Based on CNNs and GCNs, this paper proposes a multiscale pixel-level and superpixel-level method for HSI classification, abbreviated as MPAS. At the technical implementation level, we first designed two 1×1 convolutional layers to process the original HSI data. The processed data is then separately fed into branches one and two. In addition, branch one adopts a parallel multi-hop GCN (MGCN) and a normalization layer to extract multi-scale superpixel-level features. The second branch is the multiscale hybrid spectral–spatial attention convolution branch (HSSAC), in which the multiscale spectral–spatial CNN module (MSSC) is utilized to extract the multiscale spectral–spatial information and cross-path fusion to reduce the semantic information loss caused by fixed convolution kernels during feature extraction. Subsequently, this information is transmitted to the spectral–spatial attention module (SSAM) for adaptive feature weighting. Finally, the features from both branches are contacted for classification. This paper makes contributions in three primary aspects, summarized as follows:
This study proposes a novel feature extraction framework, MPAS, based on MGCN, MSSC, and SSAM. It combines multi-scale pixel-level CNN and superpixel-level GCN features to capture local and long-range contextual relationships effectively. MPAS ensures high training and inference speed while maintaining excellent classification performance in HSIs.

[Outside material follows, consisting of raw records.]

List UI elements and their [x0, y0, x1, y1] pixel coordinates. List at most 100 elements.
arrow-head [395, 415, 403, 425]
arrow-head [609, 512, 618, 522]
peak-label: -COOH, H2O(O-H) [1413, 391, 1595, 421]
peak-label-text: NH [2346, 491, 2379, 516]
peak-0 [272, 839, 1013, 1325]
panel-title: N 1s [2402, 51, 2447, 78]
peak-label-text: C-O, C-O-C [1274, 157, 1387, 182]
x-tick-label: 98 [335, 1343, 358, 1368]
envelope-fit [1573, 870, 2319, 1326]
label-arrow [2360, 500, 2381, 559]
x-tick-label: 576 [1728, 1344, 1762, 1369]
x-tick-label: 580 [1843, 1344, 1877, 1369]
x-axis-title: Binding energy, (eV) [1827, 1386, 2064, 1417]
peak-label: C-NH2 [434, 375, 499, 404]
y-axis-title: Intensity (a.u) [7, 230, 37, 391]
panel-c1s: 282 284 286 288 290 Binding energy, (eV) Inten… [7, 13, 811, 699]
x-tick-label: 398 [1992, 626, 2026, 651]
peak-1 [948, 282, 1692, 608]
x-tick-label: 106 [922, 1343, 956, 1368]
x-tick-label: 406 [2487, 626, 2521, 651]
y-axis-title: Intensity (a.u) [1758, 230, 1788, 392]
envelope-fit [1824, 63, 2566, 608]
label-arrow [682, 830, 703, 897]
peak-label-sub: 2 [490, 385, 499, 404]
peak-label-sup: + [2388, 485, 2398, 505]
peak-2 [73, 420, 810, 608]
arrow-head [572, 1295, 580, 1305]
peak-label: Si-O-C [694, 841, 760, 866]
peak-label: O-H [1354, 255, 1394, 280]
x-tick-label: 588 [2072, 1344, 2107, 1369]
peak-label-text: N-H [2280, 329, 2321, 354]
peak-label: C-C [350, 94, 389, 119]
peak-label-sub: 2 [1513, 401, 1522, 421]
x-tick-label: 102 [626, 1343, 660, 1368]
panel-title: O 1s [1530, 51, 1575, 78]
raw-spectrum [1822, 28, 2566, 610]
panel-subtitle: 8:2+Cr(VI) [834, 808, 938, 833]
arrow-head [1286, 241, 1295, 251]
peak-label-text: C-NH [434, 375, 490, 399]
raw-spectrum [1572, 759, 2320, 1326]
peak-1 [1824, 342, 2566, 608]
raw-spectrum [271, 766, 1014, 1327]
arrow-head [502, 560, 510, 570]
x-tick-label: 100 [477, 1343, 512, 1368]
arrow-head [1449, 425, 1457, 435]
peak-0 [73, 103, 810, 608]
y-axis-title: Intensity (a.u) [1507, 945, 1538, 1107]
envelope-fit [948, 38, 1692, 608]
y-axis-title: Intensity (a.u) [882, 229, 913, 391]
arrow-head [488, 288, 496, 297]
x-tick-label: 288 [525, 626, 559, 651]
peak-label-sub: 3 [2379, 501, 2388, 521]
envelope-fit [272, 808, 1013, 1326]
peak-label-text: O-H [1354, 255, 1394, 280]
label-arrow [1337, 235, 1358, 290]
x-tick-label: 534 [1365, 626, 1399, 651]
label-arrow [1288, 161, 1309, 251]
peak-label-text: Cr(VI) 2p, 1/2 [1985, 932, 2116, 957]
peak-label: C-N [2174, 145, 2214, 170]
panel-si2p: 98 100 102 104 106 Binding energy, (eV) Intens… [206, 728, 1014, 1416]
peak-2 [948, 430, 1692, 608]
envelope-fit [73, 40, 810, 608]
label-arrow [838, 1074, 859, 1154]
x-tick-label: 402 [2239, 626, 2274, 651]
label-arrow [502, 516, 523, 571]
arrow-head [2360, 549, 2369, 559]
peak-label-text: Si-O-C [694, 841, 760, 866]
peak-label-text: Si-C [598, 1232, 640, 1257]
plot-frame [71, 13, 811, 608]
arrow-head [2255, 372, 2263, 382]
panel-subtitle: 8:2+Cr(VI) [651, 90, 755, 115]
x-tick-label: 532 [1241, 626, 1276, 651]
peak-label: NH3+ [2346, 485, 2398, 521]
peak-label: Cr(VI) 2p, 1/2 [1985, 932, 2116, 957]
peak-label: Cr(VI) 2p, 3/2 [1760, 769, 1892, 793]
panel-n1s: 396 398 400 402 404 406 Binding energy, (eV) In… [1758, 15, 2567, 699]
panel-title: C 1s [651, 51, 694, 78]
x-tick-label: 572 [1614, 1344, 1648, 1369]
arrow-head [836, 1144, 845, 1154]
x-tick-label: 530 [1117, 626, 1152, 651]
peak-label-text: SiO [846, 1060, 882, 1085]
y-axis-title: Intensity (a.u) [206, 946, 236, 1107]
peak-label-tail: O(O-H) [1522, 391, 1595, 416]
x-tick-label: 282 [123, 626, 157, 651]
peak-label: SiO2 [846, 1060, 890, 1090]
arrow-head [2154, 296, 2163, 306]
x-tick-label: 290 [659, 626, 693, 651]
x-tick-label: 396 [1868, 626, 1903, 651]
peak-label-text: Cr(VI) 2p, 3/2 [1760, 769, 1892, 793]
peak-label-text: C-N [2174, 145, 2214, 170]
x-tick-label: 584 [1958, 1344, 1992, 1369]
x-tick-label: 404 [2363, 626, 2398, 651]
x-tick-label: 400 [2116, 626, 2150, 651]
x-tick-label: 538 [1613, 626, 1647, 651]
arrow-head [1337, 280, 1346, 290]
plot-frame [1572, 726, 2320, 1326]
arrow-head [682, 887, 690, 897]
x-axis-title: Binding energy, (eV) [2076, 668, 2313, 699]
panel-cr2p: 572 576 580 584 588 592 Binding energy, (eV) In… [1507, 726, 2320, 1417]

To overcome the narrow acceptance domain of traditional GCNs, which makes it difficult to capture the correlation between distant nodes in HSIs, we propose extracting superpixel features from neighboring nodes in large regions using multi-hop graphs. The network uses parallel multi-hop GCNs to improve the model’s ability to perceive global structures.
We propose MSSC to build parallel structures and establish cross-path fusion to realize the extraction, communication, and fusion of pixel-level information from different scale convolutional kernels, thus reducing unnecessary information loss during the convolution process. Finally, we utilize the SSAM module to improve the feature representation of the model while reducing the computational effort.